N.Iz. - Qu’est-ce que l’Eglise aurait dû faire ?

p.G.M - Nous aurions dû manifester de la miséricorde même quand elles ne cherchaient pas à s’excuser Nous aurions ainsi montré que le dénigrement du Christ ne transforme pas les chrétiens en bourreaux. Je disais qu’au lieu d’organiser des processions il fallait demander la libération de ces femmes sous caution. Si les autorités et elles l’avaient accepté il aurait été clair que l’Eglise est capable de pardonner même ses détracteurs. Ayant manifesté la miséricorde nous nous serions départagés du système punitif de l’Etat. Un refus aurait signifié le rejet de l’Eglise en tant que telle. De toute façon, nous aurions accompli notre devoir. Nous serions restés l’Eglise au lieu de nous manifester comme une institution punitive. Malheureusement, nous avons laissé passer cette opportunité.

N.Iz - Que pensez-vous des défenseurs des" Pussy Riot" ?

p.G.M - Ils sont très différents. J’ai du respect pour certains, d’autres me sont étrangers. Il est évident que cette histoire ait eu une telle résonance dans la société que beaucoup de personnes en ont profité pour se faire de la publicité plutôt que pour défendre les jeunes femmes. Je soutiens ceux qui considèrent la sentence incommensurablement dure par rapport à l’acte.

N.Iz - Qu’est-ce qui a empêché l’Eglise de manifester sa miséricorde ?

p.G.M - La réaction du protodiacre André Kouraev me semble être la plus adéquate. Il faut dialoguer. Elles n’ont pas tué, mutilé ou battu. Elles se sont comportées de façon stupide. Il fallait le leur faire comprendre pour qu’elles aient honte. Nous donnons certes des prétextes pour la critique et non pas pour le sacrilège. Au lieu de cela ces femmes ont été réprimées par les autorités judiciaires incapables de par ailleurs de neutraliser des criminels bien plus dangereux.

N.Iz - Nombre de déclarations du protodiactre André Kouraev suscitent des réactions très contestées. Que pensez-vous de son activité ?

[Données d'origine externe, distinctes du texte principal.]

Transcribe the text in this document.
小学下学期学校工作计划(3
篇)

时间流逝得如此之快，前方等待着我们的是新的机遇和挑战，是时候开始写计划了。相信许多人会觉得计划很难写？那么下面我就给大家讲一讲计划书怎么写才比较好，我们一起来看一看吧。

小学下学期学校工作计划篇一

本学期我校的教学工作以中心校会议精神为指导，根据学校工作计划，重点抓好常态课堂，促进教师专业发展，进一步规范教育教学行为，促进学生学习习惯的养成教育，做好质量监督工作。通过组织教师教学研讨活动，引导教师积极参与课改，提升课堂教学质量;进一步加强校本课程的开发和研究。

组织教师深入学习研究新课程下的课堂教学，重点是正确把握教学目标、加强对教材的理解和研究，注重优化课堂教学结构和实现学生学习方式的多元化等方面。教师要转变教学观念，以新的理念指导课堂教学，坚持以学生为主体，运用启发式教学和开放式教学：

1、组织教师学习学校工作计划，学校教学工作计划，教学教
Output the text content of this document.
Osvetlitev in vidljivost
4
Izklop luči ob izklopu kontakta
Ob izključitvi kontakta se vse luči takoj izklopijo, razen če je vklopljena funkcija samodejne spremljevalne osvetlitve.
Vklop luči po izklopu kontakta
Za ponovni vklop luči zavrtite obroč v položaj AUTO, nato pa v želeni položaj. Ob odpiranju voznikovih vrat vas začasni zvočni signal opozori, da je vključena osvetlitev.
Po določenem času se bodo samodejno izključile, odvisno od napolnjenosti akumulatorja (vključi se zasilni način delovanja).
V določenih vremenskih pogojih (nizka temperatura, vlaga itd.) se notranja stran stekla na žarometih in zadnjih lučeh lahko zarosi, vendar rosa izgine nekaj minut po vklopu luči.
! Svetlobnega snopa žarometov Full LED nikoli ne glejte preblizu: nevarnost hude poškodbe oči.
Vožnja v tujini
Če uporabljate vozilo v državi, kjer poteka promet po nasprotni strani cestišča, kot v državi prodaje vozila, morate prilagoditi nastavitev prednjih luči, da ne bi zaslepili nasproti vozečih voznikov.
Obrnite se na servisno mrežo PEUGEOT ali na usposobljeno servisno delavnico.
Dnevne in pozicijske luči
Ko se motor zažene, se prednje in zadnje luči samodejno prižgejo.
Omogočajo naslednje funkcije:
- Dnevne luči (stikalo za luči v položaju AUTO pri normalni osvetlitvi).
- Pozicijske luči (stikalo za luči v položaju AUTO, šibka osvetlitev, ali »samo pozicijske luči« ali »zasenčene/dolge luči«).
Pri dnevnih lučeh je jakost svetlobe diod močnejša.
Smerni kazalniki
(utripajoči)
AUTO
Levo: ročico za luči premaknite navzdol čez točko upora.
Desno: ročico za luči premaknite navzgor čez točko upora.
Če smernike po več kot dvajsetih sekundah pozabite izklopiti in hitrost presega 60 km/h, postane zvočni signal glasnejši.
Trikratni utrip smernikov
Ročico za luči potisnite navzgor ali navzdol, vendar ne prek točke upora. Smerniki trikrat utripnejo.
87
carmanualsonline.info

p.G.M - Souvent je ne suis pas d’accord avec ses déclarations mais son discours est justifié dans ses générales. Il cherche à adapter la vision chrétienne à contemporains, aux jeunes, aux milieux scientifiques et cultivés. Pour se faire comprendre il ne peut pas s’empêcher de s’emballer. Il se passionne, simplifie ou épate. Ce sont les excès inévitables de l’activité missionnaire, de la catéchèse. Sa mission est très importante. Il a une perception précise des problèmes de l’Eglise.

N.Iz - La prière punk a été suivie par l’histoire des « détachements orthodoxes ». Sont-ils utiles ?

p.G.M - -Il est impossible de provoquer un scandale dans une bonne paroisse. Lorsqu’une église est perçue comme un simple local, il faut qu’elle soit gardée par des vigiles comme la cathédrale du Christ Sauveur. De toute évidence ses gardiens ont mal accompli leur devoir. En effet, lors du procès ils étaient victimes au lieu d’être témoins. L’idée des détachements orthodoxes me semble insensée. Elle témoigne du fait que les stéréotypes soviétiques de toutes sortes de groupes populaires volontaires sont vivants dans le milieu de l’Eglise. Les vrais chrétiens ne participeront pas à ce genre de manifestations. Il faut servir à l’Eglise avec discernement.
Ceux qui arrachent les T-shirts avec l’image des participants de Pussy Riot le qualifient de service à l’église.
Le hooliganisme reste du hooliganisme, qui que soit son fauteur. En tant que prêtre je suis plus triste lorsque ce genre de slogans provient de l’Eglise.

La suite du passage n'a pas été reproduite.